Parents need to be involved with what their kids watch and play, says WWE Intercontinental Champion Kofi Kingston, but violent games aren’t real life.

Kofi Kingston – born in Ghana as Kofi Sarkodie-Mensah – makes no secret of the fact that he’s a gamer. He owns every console, plays Madden and Black Ops regularly, and once told Nintendo Power that he’d always wanted to own a pink hoodie like the one owned by boxer Little Mac in Punch-Out!!. He’s also a rising pro wrestling superstar in the world of the WWE, who earlier this month took the Intercontinental Championship belt from Dolph Ziggler (seen here).

The Escapist had a chance to briefly chat with Kingston at a recent event meant to show off WWE All-Stars, in which he appears. Given that professional wrestling had once upon a time been accused of encouraging children to commit violent acts – much as games are now, a subject that is at the core of the California case currently in front of the Supreme Court – it seemed that Kingston, as wrestler and gamer, would be in a position to comment on the issue: Does violent media affect children?

“I always say it really is up to the parents to really kinda police what their kids are watching,” he said. With the WWE, continued Kingston, “[It’s] a PG show and we advertise that “G” – that it’s entertainment. We tell everyone to not try what we do at home, because we train for years to perfect the moves that we do – and there’s still a lot of risk. So we always stress to not try what we do at home.”

Kingston said he thought it was important to remember that it was all about the fiction of the matter. “We’re all about really storytelling when you think about it. It’s all about – if I’m going up against a guy like the Big Show, it’s the whole David and Goliath story.

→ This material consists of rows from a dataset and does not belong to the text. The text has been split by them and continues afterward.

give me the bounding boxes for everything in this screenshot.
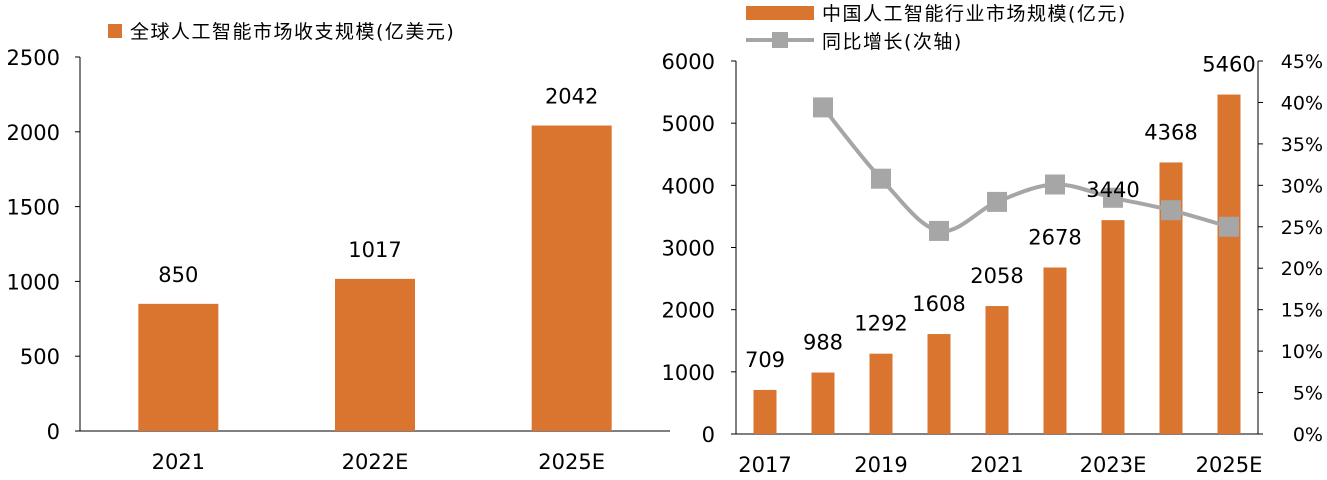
right-chart-y2-tick-label: 15%: [1281, 300, 1323, 322]
right-chart-bar: [927, 334, 951, 434]
right-chart-bar: [811, 372, 835, 434]
right-chart-y2-tick-label: 25%: [1281, 217, 1323, 239]
right-chart-bar: [985, 306, 1009, 434]
left-bar-value-label: 850: [158, 263, 198, 287]
right-chart-growth-marker: [1219, 216, 1239, 237]
left-bar: [531, 125, 612, 432]
right-chart-growth-marker: [1103, 187, 1123, 208]
right-chart-bar: [1159, 162, 1183, 434]
right-chart-x-tick-label: 2023E: [1080, 453, 1147, 476]
right-chart-y-tick-label: 0: [702, 423, 715, 447]
right-chart-x-tick-label: 2019: [854, 453, 907, 476]
right-chart-bar: [869, 353, 893, 434]
left-y-tick-label: 1500: [7, 196, 60, 220]
right-chart-bar-value-label: 4368: [1144, 120, 1197, 144]
left-x-tick-label: 2022E: [342, 450, 409, 474]
left-bar: [138, 303, 219, 431]
right-chart-x-tick-label: 2017: [738, 453, 791, 476]
right-chart-legend-line-label: 同比增长(次轴): [822, 31, 963, 53]
right-chart-growth-marker: [813, 97, 833, 118]
right-chart-bar: [1217, 94, 1241, 434]
right-chart-legend-bar-label: 中国人工智能行业市场规模(亿元): [822, 3, 1127, 25]
right-chart-y2-tick-label: 0%: [1293, 424, 1323, 446]
right-chart-bar-value-label: 5460: [1202, 53, 1255, 77]
right-chart-bar-value-label: 2678: [1028, 226, 1081, 250]
right-chart-y2-tick-label: 20%: [1281, 258, 1323, 280]
right-chart-y2-tick-label: 30%: [1281, 175, 1323, 197]
right-chart-growth-marker: [929, 220, 949, 241]
right-chart-y2-tick-label: 5%: [1293, 383, 1323, 405]
right-chart-growth-marker: [1045, 174, 1065, 195]
right-chart-x-tick-label: 2025E: [1196, 453, 1263, 476]
right-chart-y2-tick-label: 10%: [1281, 341, 1323, 363]
right-chart-bar: [1043, 267, 1067, 434]
right-chart-bar-value-label: 709: [745, 348, 785, 372]
right-chart-bar-value-label: 3440: [1086, 178, 1139, 202]
right-chart-bar-value-label: 988: [803, 331, 843, 355]
left-legend-label: 全球人工智能市场收支规模(亿美元): [130, 21, 455, 43]
right-chart-y-tick-label: 2000: [662, 299, 715, 323]
left-x-tick-label: 2021: [152, 450, 205, 474]
left-y-tick-label: 1000: [7, 270, 60, 294]
right-chart-y-tick-label: 1000: [662, 361, 715, 385]
right-chart-legend-bar-swatch: [746, 6, 814, 20]
right-chart-y-tick-label: 6000: [662, 50, 715, 74]
right-chart-bar: [753, 389, 777, 434]
right-chart-x-tick-label: 2021: [970, 453, 1023, 476]
left-y-tick-label: 500: [20, 345, 60, 369]
left-legend-swatch: [108, 24, 122, 38]
right-chart-y-tick-label: 3000: [662, 237, 715, 261]
right-chart-growth-marker: [871, 168, 891, 189]
left-y-tick-label: 2500: [7, 46, 60, 70]
left-y-tick-label: 2000: [7, 121, 60, 145]
right-chart: 0 1000 2000 3000 4000 5000 6000 0% 5% 10% 15% 20% 25…: [662, 3, 1323, 477]
right-chart-y2-tick-label: 45%: [1281, 51, 1323, 73]
right-chart-legend-line-marker: [772, 32, 788, 48]
right-chart-y2-tick-label: 40%: [1281, 92, 1323, 114]
right-chart-bar: [1101, 220, 1125, 434]
left-bar-value-label: 2042: [545, 85, 598, 109]
right-chart-y-tick-label: 4000: [662, 174, 715, 198]
left-bar-value-label: 1017: [348, 238, 401, 262]
right-chart-growth-marker: [1161, 200, 1181, 221]
left-chart: 0 500 1000 1500 2000 2500 850 2021 1017 2022E 2042…: [7, 21, 670, 474]
right-chart-growth-marker: [987, 191, 1007, 212]
right-chart-y2-tick-label: 35%: [1281, 134, 1323, 156]
left-y-tick-label: 0: [47, 420, 60, 444]
right-chart-bar-value-label: 1292: [854, 312, 907, 336]
left-x-tick-label: 2025E: [538, 450, 605, 474]
right-chart-bar-value-label: 2058: [970, 264, 1023, 288]
right-chart-y-tick-label: 5000: [662, 112, 715, 136]
left-bar: [335, 278, 415, 431]
right-chart-bar-value-label: 1608: [912, 292, 965, 316]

A guy like Sheamus coming out of nowhere and winning the WWE championship, it’s the story of ‘He’s a beast, he’s a monster, he’s coming in to take over.’ Of a young guy trying to make an impression.”

And what about games? “I wouldn’t say [there’s any correlation between games and violence],” said Kingston – who pointed to the exaggerated cartoon physics and visuals in WWE All-Stars as an example. “With a game like WWE All-Stars, you can look at it and see that it’s exaggerated, no one can do these moves in real life, you know what I mean?”

“It’s impossible to do some of the things that they do, so you really have to take it in stride and realize that games are games, and reality is reality.”